In many ways, containers are an excellent technology for implementing microservices: every containerized microservice has an unique role (database, queue, web server), and containers orchestration (fully available in the most developed containers ecosystems) composes the whole application by putting all those containers into communication with each other.
There are several advantages to this approach. Composability, faster workflow, separation of functionality, maintainability and upgradability. Moreover, it is much easier to scale-out a microservice framework to multiple machines. Microservices can be quickly and easily swapped out for more efficient equivalents, or rolled back in case of problems without bringing down the rest of the system. Different technologies can be used in separate microservices, allowing teams to choose what’s appropriate to the task at hand.
Some big companies, such as Amazon or Netflix, already have microservices-based applications in production.
So what we have is a programming paradigm (microservices) perfect for an environment (cloud) implemented very well by a technology (containers).

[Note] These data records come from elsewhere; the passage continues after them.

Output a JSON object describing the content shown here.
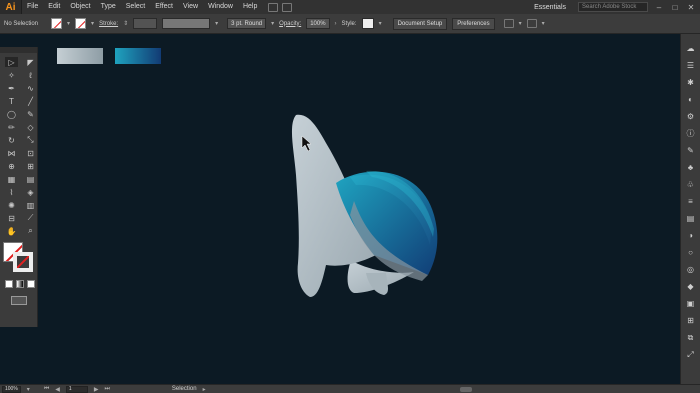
{
  "app": {
    "logo": "Ai"
  },
  "menu": [
    "File",
    "Edit",
    "Object",
    "Type",
    "Select",
    "Effect",
    "View",
    "Window",
    "Help"
  ],
  "menu_right": {
    "workspace": "Essentials",
    "search_placeholder": "Search Adobe Stock",
    "minimize": "–",
    "maximize": "□",
    "close": "✕"
  },
  "control": {
    "selection": "No Selection",
    "stroke_label": "Stroke:",
    "brush": "3 pt. Round",
    "opacity_label": "Opacity:",
    "opacity_value": "100%",
    "style_label": "Style:",
    "doc_setup": "Document Setup",
    "preferences": "Preferences"
  },
  "tools": [
    {
      "name": "selection-tool-icon",
      "glyph": "▷"
    },
    {
      "name": "direct-selection-tool-icon",
      "glyph": "◤"
    },
    {
      "name": "magic-wand-tool-icon",
      "glyph": "✧"
    },
    {
      "name": "lasso-tool-icon",
      "glyph": "ℓ"
    },
    {
      "name": "pen-tool-icon",
      "glyph": "✒"
    },
    {
      "name": "curvature-tool-icon",
      "glyph": "∿"
    },
    {
      "name": "type-tool-icon",
      "glyph": "T"
    },
    {
      "name": "line-tool-icon",
      "glyph": "╱"
    },
    {
      "name": "ellipse-tool-icon",
      "glyph": "◯"
    },
    {
      "name": "paintbrush-tool-icon",
      "glyph": "✎"
    },
    {
      "name": "pencil-tool-icon",
      "glyph": "✏"
    },
    {
      "name": "eraser-tool-icon",
      "glyph": "◇"
    },
    {
      "name": "rotate-tool-icon",
      "glyph": "↻"
    },
    {
      "name": "scale-tool-icon",
      "glyph": "⤡"
    },
    {
      "name": "width-tool-icon",
      "glyph": "⋈"
    },
    {
      "name": "free-transform-tool-icon",
      "glyph": "⊡"
    },
    {
      "name": "shape-builder-tool-icon",
      "glyph": "⊕"
    },
    {
      "name": "perspective-grid-tool-icon",
      "glyph": "⊞"
    },
    {
      "name": "mesh-tool-icon",
      "glyph": "▦"
    },
    {
      "name": "gradient-tool-icon",
      "glyph": "▤"
    },
    {
      "name": "eyedropper-tool-icon",
      "glyph": "⌇"
    },
    {
      "name": "blend-tool-icon",
      "glyph": "◈"
    },
    {
      "name": "symbol-sprayer-tool-icon",
      "glyph": "✺"
    },
    {
      "name": "column-graph-tool-icon",
      "glyph": "▥"
    },
    {
      "name": "artboard-tool-icon",
      "glyph": "⊟"
    },
    {
      "name": "slice-tool-icon",
      "glyph": "⟋"
    },
    {
      "name": "hand-tool-icon",
      "glyph": "✋"
    },
    {
      "name": "zoom-tool-icon",
      "glyph": "⌕"
    }
  ],
  "right_icons": [
    "libraries-icon",
    "properties-icon",
    "cc-icon",
    "color-guide-icon",
    "gear-icon",
    "info-icon",
    "brushes-icon",
    "symbols-icon",
    "club-icon",
    "stroke-icon",
    "gradient-icon",
    "transparency-icon",
    "appearance-icon",
    "graphic-styles-icon",
    "layers-icon",
    "artboards-icon",
    "align-icon",
    "pathfinder-icon",
    "transform-icon"
  ],
  "status": {
    "zoom": "100%",
    "artboard": "1",
    "tool": "Selection"
  },
  "colors": {
    "canvas": "#0c1a24",
    "chrome": "#3b3b3b",
    "menubar": "#323232",
    "accent_logo": "#f7941d"
  }
}
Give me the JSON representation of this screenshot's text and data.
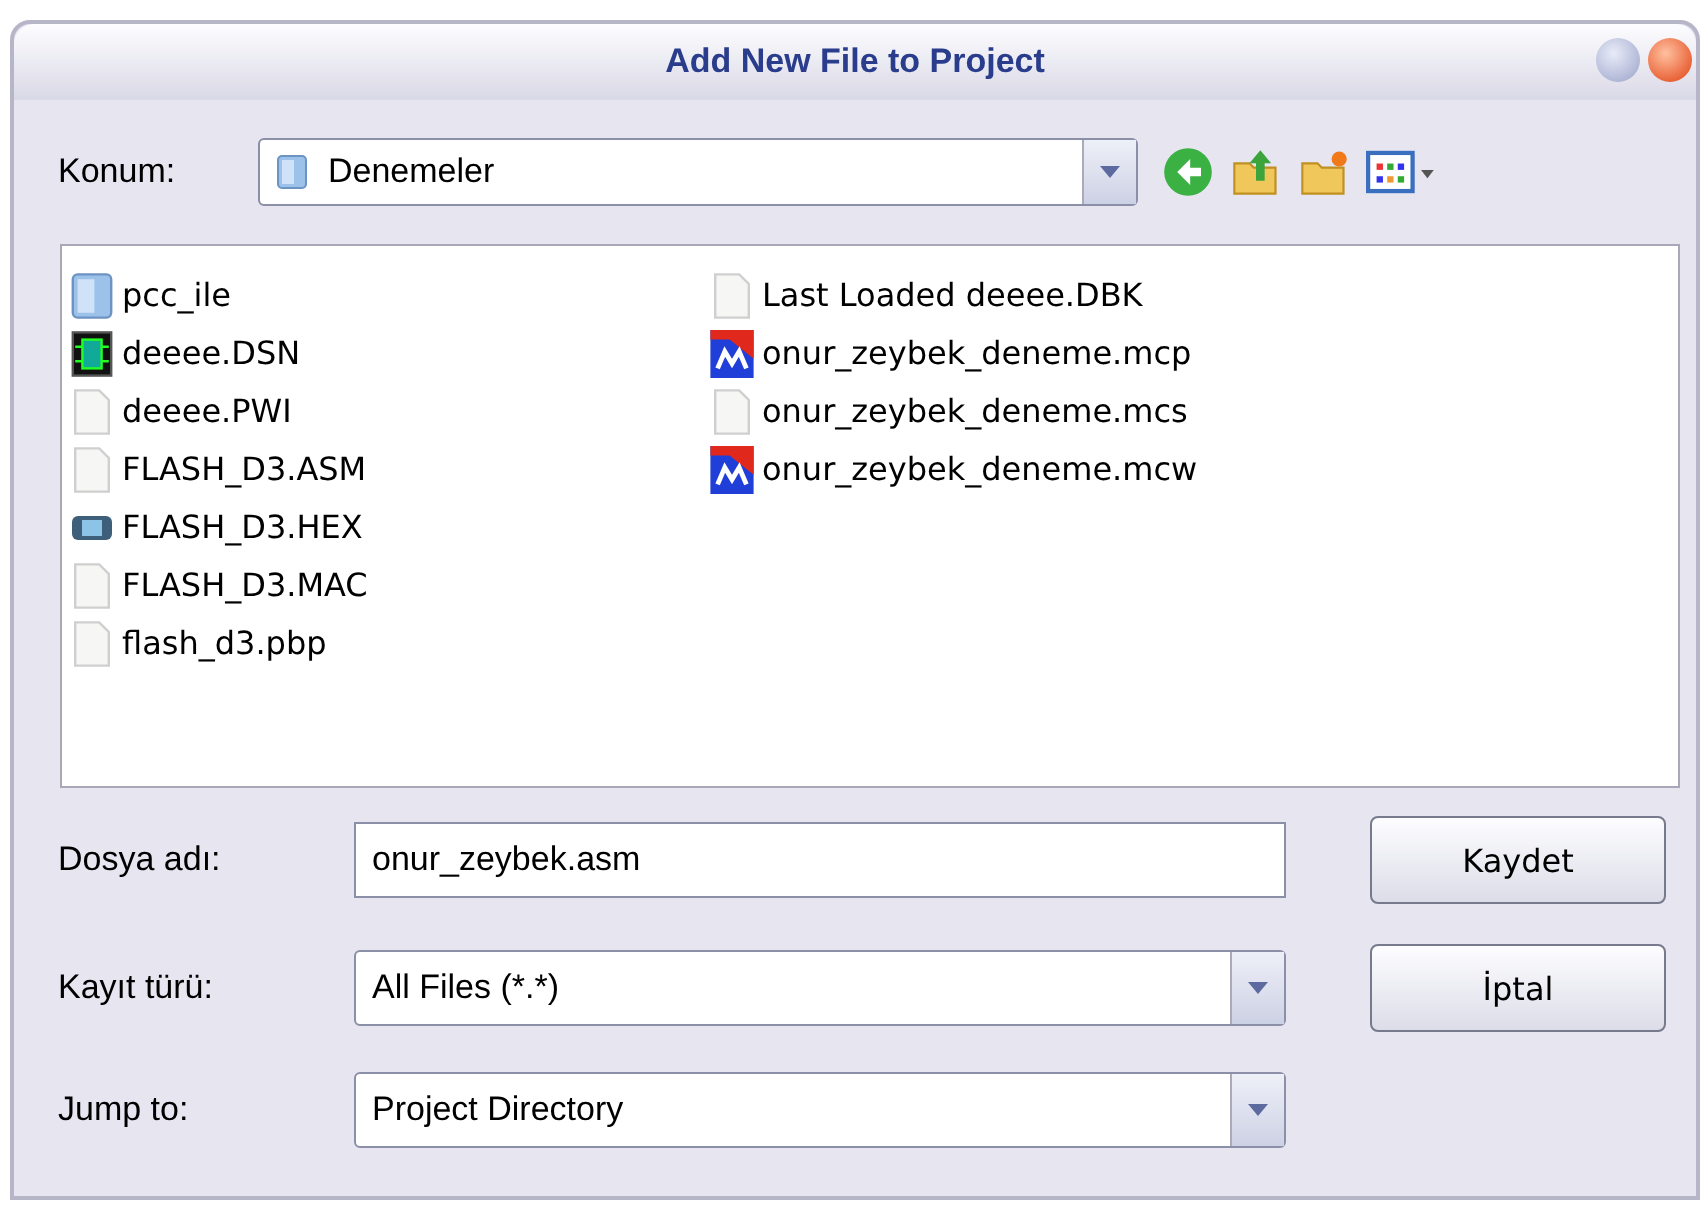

Containers are light and portable stores for software and dependencies. Read like this, it seems a boring statement. But containers are totally changing the way we develop, deploy and run software.
The rise of Docker has been astonishing, and the integration between containers and cloud infrastructures is gaining more and more interest. In fact, OpenStack has not one, but three projects that have heavy components aspects to them: Kolla looks at deploying OpenStack using containerized services, Murano provides an easy way to deploy containerized apps using Kubernetes, and Magnum provides an entire orchestration system for containers, or Containers as a Service.
In future articles, we’ll look at building your own containerized applications, and using them within OpenStack and other environments. Are you using containers, and what do you want to learn how to do?